City leaders are hoping to make some major revisions and are thinking about linking an annual rent incrase of 44,000 rent-controlled apartments to inflation, which would be a third or less of the hikes currently allowed.
They are considering two proposals:
Allowing rents to increase at the rate of inflation;
Allowing landlords to set a new rental rate after a tenant leaves voluntarily.
Renters and landlords are not on the same page when it comes to the proposed changes.
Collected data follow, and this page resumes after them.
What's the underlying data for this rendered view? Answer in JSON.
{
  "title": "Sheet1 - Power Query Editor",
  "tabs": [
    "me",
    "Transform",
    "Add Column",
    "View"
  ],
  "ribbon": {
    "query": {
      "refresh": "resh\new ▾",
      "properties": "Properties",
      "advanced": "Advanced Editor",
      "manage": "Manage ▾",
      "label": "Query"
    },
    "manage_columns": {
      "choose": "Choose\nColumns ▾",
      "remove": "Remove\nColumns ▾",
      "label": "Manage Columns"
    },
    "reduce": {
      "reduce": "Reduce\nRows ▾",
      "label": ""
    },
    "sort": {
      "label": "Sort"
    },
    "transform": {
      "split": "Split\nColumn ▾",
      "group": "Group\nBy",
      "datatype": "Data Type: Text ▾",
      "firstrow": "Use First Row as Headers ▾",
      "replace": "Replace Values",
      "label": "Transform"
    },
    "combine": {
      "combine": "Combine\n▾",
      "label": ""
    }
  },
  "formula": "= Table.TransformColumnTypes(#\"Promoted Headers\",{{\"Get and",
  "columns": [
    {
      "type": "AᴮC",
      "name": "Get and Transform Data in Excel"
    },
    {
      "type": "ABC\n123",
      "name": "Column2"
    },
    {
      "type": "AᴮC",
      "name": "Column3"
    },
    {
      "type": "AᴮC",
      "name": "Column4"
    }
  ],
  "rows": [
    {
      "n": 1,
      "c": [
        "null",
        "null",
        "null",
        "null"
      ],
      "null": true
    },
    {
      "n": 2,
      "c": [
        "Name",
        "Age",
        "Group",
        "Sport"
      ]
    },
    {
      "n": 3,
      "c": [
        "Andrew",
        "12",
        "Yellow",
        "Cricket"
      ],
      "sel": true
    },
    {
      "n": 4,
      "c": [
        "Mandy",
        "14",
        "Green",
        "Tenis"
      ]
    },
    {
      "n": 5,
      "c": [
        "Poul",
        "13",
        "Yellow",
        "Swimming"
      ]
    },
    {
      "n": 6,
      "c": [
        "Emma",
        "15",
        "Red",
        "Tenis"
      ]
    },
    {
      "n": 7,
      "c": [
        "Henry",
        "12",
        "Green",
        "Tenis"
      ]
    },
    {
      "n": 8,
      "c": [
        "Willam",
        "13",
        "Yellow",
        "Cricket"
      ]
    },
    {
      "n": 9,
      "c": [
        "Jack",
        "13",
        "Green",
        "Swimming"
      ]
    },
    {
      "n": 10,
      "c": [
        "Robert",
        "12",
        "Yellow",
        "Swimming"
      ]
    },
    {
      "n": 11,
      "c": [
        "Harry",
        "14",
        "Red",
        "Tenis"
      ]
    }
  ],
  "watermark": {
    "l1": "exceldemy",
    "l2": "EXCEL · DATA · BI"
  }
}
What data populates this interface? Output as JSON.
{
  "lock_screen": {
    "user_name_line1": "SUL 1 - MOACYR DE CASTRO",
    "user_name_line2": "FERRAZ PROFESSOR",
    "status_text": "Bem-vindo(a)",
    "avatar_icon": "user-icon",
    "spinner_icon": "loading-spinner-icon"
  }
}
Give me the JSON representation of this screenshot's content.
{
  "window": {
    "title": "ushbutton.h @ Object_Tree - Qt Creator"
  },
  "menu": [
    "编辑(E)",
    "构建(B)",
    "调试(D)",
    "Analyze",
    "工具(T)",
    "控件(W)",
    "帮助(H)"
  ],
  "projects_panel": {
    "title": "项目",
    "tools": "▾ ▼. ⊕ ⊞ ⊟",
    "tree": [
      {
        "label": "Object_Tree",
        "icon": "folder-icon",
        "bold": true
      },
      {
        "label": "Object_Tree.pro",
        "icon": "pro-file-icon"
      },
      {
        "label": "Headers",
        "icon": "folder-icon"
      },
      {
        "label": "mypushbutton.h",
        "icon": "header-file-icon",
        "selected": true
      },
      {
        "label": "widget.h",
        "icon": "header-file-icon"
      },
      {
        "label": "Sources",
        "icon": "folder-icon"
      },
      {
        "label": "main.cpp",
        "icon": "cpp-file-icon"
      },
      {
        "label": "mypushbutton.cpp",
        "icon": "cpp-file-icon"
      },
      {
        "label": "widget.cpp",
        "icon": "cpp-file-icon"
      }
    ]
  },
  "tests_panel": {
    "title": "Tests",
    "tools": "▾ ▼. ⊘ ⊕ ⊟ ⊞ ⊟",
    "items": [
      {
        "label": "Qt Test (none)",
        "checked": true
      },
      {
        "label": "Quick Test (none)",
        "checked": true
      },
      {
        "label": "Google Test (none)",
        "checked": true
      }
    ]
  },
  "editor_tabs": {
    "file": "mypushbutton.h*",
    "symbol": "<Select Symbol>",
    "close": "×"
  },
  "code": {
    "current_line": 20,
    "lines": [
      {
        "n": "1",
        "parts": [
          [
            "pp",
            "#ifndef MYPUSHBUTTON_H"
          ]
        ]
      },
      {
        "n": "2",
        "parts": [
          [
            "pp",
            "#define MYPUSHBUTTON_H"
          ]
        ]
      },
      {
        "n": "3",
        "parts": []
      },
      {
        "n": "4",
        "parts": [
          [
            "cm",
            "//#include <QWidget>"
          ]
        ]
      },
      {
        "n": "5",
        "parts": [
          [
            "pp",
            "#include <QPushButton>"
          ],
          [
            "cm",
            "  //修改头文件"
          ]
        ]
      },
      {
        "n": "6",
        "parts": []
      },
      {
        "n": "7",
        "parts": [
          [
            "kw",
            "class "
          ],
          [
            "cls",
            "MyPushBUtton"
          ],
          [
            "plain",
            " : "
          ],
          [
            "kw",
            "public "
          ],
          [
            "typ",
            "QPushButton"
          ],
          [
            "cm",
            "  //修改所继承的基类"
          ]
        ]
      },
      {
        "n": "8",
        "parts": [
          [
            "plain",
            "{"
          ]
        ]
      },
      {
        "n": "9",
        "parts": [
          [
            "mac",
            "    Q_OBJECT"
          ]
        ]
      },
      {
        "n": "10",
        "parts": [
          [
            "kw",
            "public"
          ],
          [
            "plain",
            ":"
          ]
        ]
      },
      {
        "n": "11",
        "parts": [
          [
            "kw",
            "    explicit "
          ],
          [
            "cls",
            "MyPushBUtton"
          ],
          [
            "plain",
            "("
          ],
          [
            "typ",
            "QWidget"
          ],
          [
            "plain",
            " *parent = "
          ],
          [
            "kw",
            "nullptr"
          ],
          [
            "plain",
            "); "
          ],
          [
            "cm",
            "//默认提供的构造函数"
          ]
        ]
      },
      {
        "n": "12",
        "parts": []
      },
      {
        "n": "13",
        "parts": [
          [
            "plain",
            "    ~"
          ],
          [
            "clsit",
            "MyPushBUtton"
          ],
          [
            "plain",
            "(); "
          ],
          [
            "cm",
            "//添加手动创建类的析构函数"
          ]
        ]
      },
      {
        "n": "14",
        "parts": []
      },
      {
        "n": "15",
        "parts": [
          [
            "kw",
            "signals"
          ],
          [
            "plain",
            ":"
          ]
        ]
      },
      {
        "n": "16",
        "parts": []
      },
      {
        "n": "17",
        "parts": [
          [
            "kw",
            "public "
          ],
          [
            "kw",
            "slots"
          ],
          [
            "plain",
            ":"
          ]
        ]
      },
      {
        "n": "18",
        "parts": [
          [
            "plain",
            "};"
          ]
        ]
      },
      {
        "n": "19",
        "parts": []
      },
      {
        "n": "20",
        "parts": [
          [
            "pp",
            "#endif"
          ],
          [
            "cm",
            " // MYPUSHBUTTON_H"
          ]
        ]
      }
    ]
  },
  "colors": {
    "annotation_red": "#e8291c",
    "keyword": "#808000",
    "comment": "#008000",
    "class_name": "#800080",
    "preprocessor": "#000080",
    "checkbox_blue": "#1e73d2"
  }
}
For instance, Rose Wallis thinks the low-income renters are getting pushed out of the market. “People are being evicted from their homes and they have no legal right to evict them,” she said at a city committee meeting.
But they both agree that something needs to be done to make housing more affordable for everyone. “We have to look at the tools we already have and how do we make sure they’re working the best,” Jacky Morales-Ferrand, the city’s housing director said.
According to a National Housing Conference “Paycheck to Paycheck” report in 2015, San Jose is the third most expensive rental market and the second most expensive home ownership market in the nation.
The rent continues to set records, growing 9 percent year over year. And the average monthly rent for a two-bedroom apartment is $2,750, which means renters must earn $53 an hour, or $110,000 to afford that, according to 2015 realAnswers.
The city council will discuss the issue again on April 19.